The United Kingdom Government has recently enacted legislation similar to California’s groundbreaking Transparency in Supply Chains Act to address the issues presented by modern day slavery and human trafficking.  All companies carrying on business in the UK are potentially affected by the Modern Slavery Act 2015 (the UK Act), which includes new requirements for businesses to publish a statement setting out the steps that they adopt to prevent slavery and human trafficking in their supply chains. 

The UK Government has indicated that these provisions will come into force in October 2015.  The California law, as we have noted, is already in effect, and the California Attorney General is undertaking an effort to encourage compliance and potentially to seek court orders requiring non-compliant businesses to comply with the law.

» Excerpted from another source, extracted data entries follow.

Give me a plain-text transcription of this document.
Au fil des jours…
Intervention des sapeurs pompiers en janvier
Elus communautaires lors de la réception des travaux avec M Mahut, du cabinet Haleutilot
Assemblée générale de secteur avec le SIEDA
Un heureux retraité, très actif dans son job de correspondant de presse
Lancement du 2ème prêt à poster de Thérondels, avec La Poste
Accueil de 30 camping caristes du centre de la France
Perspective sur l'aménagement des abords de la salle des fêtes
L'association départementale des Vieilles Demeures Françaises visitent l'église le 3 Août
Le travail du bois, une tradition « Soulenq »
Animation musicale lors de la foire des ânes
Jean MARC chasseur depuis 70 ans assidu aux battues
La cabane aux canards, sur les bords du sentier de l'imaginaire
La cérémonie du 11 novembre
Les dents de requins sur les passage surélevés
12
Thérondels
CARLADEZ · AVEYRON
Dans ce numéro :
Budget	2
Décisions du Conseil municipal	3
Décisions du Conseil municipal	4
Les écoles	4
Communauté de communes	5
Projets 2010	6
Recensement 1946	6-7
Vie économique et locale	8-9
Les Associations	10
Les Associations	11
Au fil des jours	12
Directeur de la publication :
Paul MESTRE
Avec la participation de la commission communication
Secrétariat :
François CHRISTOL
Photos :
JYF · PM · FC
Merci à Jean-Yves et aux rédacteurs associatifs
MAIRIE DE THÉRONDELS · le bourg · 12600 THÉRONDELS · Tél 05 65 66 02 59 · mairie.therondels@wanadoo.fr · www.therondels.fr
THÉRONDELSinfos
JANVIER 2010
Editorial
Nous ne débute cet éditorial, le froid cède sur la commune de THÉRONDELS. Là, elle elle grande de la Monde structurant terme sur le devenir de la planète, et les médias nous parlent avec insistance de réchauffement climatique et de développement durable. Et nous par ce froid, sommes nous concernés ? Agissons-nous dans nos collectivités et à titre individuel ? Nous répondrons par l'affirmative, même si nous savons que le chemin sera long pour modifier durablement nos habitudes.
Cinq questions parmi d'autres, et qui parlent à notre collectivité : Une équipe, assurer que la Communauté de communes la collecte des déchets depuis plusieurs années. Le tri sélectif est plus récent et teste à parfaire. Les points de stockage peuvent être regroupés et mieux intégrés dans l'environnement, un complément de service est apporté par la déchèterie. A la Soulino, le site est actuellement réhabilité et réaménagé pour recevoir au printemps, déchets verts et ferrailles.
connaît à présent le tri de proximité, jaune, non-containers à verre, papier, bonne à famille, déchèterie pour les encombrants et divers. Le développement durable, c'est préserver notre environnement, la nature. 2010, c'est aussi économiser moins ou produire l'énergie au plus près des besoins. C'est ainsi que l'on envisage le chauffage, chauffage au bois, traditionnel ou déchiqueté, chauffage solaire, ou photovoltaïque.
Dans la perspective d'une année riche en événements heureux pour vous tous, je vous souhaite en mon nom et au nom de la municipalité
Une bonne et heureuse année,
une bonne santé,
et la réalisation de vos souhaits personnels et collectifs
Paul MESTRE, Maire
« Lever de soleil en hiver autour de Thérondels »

In addition to requiring businesses to disclose their anti-slavery efforts, the UK Act consolidates pre-existing offences of slavery and human trafficking and increases the maximum penalty for such offences up to life imprisonment for the most serious offences, with lesser reporting and compliance offences attracting sentences of up to 5 years imprisonment or an unlimited fine.  It establishes the office of the Independent Anti-slavery Commissioner, whose role is to prevent, detect, investigate and prosecute slavery and human trafficking offences as well as to identify the victims of those offences.

Companies or partnerships that carry on a business or part of a business in any part of the UK, supply goods or services in the UK, and have total annual turnover above the -- yet to be determined -- minimum threshold will be required to publish a statement.  The UK Government is currently consulting on the minimum threshold and will fix this via further regulations.  It seems likely that the focus will be on larger businesses, because these are best placed to influence conduct in their respective market sectors.

The slavery and human trafficking statement will need to cover the steps the organisation has taken during the financial year to ensure that slavery and human trafficking is not taking place in any of its supply chains, and in any part of its own business.  The statement must be published on the organisation’s website, similar to the California requirement.  Unlike the California law, however, the UK Act does not require that certain topics be covered in the statement but instead includes a non-exclusive list of topics that are similar to those that the California law specifies.

It seems likely that current disclosures under the California law will generally comply with the UK Act, but one key difference is that companies doing business in the UK must have their statements approved by their boards of directors.  This is intended to encourage discussions of corporate social responsibility programmes at the highest level, where other requirements like the US Securities and Exchange Commission’s conflicts minerals rule are already prompting a renewed focus not only strict compliance but also on governmental and public relations issues.